上面这种模式,准备3台prometheus server进行搭建,这种方式work节点一台宕机后,其它wokr节点不会去接手故障work节点的机器。

1、环境准备

192.168.31.151(primary)

192.168.31.144 (worker)

192.168.31.82(worker)

2、部署prometheus

cd /usr/loacl
tar -xvf prometheus-2.8.0.linux-amd64.tar.gz
ln -s /usr/local/prometheus-2.8.0.linux-amd64 /usr/local/prometheus
cd /usr/local/prometheus;mkdir bin conf data
mv ./promtool bin
mv ./prometheus bin
mv ./prometheus.yml conf

3、worker节点配置(192.168.31.144)

prometheus.yml

# my global config
global:
scrape_interval: 15s # Set the scrape interval to every 15 seconds. Default is every 1 minute.
evaluation_interval: 15s # Evaluate rules every 15 seconds. The default is every 1 minute.
external_labels:
worker: 0 # Alertmanager configuration
alerting:
alertmanagers:
- static_configs:
- targets:
# - alertmanager:9093 # Load rules once and periodically evaluate them according to the global 'evaluation_interval'.
rule_files:
- "rules/*_rules.yml" # A scrape configuration containing exactly one endpoint to scrape:
# Here it's Prometheus itself.
scrape_configs:
# The job name is added as a label `job=<job_name>` to any timeseries scraped from this config.
- job_name: 'prometheus'
static_configs:
- targets:
- 192.168.31.151:9090
- 192.168.31.144:9090
- 192.168.31.82:9090
relabel_configs:
- source_labels: [__address__]
modulus: 2
target_label: __tmp_hash
action: hashmod
- source_labels: [__tmp_hash]
regex: ^0$
action: keep
- job_name: 'node_exporter'
file_sd_configs:
- files:
- targets/nodes/*.json
refresh_interval: 1m
relabel_configs:
- source_labels: [__address__]
modulus: 2
target_label: __tmp_hash
action: hashmod
- source_labels: [__tmp_hash]
regex: ^0$
action: keep
- job_name: 'docker'
file_sd_configs:
- files:
- targets/docker/*.json
refresh_interval: 1m
relabel_configs:
- source_labels: [__address__]
modulus: 2
target_label: __tmp_hash
action: hashmod
- source_labels: [__tmp_hash]
regex: ^0$
action: keep
- job_name: 'alertmanager'
static_configs:
- targets:
- 192.168.31.151:9093
- 192.168.31.144:9093
relabel_configs:
- source_labels: [__address__]
modulus: 2
target_label: __tmp_hash
action: hashmod
- source_labels: [__tmp_hash]
regex: ^0$
action: keep

worker节点配置(192.168.31.82)

prometheus.yml

# my global config
global:
scrape_interval: 15s # Set the scrape interval to every 15 seconds. Default is every 1 minute.
evaluation_interval: 15s # Evaluate rules every 15 seconds.
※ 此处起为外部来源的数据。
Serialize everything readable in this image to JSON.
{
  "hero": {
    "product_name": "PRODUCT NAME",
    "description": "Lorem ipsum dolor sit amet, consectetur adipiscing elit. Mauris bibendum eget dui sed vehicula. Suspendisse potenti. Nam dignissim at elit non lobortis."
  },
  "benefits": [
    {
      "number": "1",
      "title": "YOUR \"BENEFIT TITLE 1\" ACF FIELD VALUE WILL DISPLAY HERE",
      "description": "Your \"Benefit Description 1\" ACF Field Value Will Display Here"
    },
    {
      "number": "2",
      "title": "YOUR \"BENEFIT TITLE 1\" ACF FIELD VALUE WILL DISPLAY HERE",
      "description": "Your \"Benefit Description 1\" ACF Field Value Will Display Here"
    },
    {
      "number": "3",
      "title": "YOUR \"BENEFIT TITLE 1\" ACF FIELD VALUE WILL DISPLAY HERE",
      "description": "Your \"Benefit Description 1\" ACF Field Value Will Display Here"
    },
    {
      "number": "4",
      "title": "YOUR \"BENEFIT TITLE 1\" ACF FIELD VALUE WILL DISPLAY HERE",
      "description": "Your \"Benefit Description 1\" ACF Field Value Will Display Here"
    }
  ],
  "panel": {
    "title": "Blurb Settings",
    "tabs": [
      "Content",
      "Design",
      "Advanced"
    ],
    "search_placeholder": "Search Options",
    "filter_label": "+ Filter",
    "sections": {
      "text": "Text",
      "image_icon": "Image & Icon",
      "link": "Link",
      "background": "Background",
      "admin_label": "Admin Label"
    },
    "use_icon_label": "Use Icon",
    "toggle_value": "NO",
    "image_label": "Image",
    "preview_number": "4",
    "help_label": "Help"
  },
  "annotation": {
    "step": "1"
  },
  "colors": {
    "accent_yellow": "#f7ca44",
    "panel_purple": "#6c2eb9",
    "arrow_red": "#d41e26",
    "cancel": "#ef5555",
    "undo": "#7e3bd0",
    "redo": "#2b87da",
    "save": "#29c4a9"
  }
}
The default is every 1 minute.
external_labels:
worker: 1 # Alertmanager configuration
alerting:
alertmanagers:
- static_configs:
- targets:
# - alertmanager:9093 # Load rules once and periodically evaluate them according to the global 'evaluation_interval'.
rule_files:
- "rules/*_rules.yml" # A scrape configuration containing exactly one endpoint to scrape:
# Here it's Prometheus itself.
scrape_configs:
# The job name is added as a label `job=<job_name>` to any timeseries scraped from this config.
- job_name: 'prometheus'
static_configs:
- targets:
- 192.168.31.151:9090
- 192.168.31.144:9090
- 192.168.31.82:9090
relabel_configs:
- source_labels: [__address__]
modulus: 2
target_label: __tmp_hash
action: hashmod
- source_labels: [__tmp_hash]
regex: ^1$
action: keep
- job_name: 'node_exporter'
file_sd_configs:
- files:
- targets/nodes/*.json
refresh_interval: 1m
relabel_configs:
- source_labels: [__address__]
modulus: 2
target_label: __tmp_hash
action: hashmod
- source_labels: [__tmp_hash]
regex: ^1$
action: keep
- job_name: 'docker'
file_sd_configs:
- files:
- targets/docker/*.json
refresh_interval: 1m
relabel_configs:
- source_labels: [__address__]
modulus: 2
target_label: __tmp_hash
action: hashmod
- source_labels: [__tmp_hash]
regex: ^1$
action: keep
- job_name: 'alertmanager'
static_configs:
- targets:
- 192.168.31.151:9093
- 192.168.31.144:9093
relabel_configs:
- source_labels: [__address__]
modulus: 2
target_label: __tmp_hash
action: hashmod
- source_labels: [__tmp_hash]
regex: ^1$
action: keep

primary节点配置(192.168.31.151)

prometheus.yml

# my global config
global:
scrape_interval: 15s # Set the scrape interval to every 15 seconds. Default is every 1 minute.
evaluation_interval: 15s # Evaluate rules every 15 seconds. The default is every 1 minute.
# scrape_timeout is set to the global default (10s). # Alertmanager configuration
alerting:
alertmanagers:
- static_configs:
- targets:
- 192.168.31.151:9093
- 192.168.31.144:9093 # Load rules once and periodically evaluate them according to the global 'evaluation_interval'.
rule_files:
- "rules/*_alerts.yml" # A scrape configuration containing exactly one endpoint to scrape:
# Here it's Prometheus itself.
scrape_configs:
- job_name: 'node_workers'
file_sd_configs:
- files:
- 'targets/workers/*.json'
refresh_interval: 5m
honor_labels: true
metrics_path: /federate
params:
'match[]':
- '{__name__=~"^instance:.*"}'

cat ./targets/workers/workers.json

[{
"targets": [
"192.168.31.144:9090",
"192.168.31.82:9090"
]
}]

prometheus 集群的更多相关文章

  1. Prometheus集群介绍-1

    Prometheus监控介绍 公司做教育的,要迁移上云,所以需要我这边从零开始调研加后期维护Prometheus:近期看过二本方面的prometheus书籍,一本是深入浅出一般是实战方向的:官方文档主 ...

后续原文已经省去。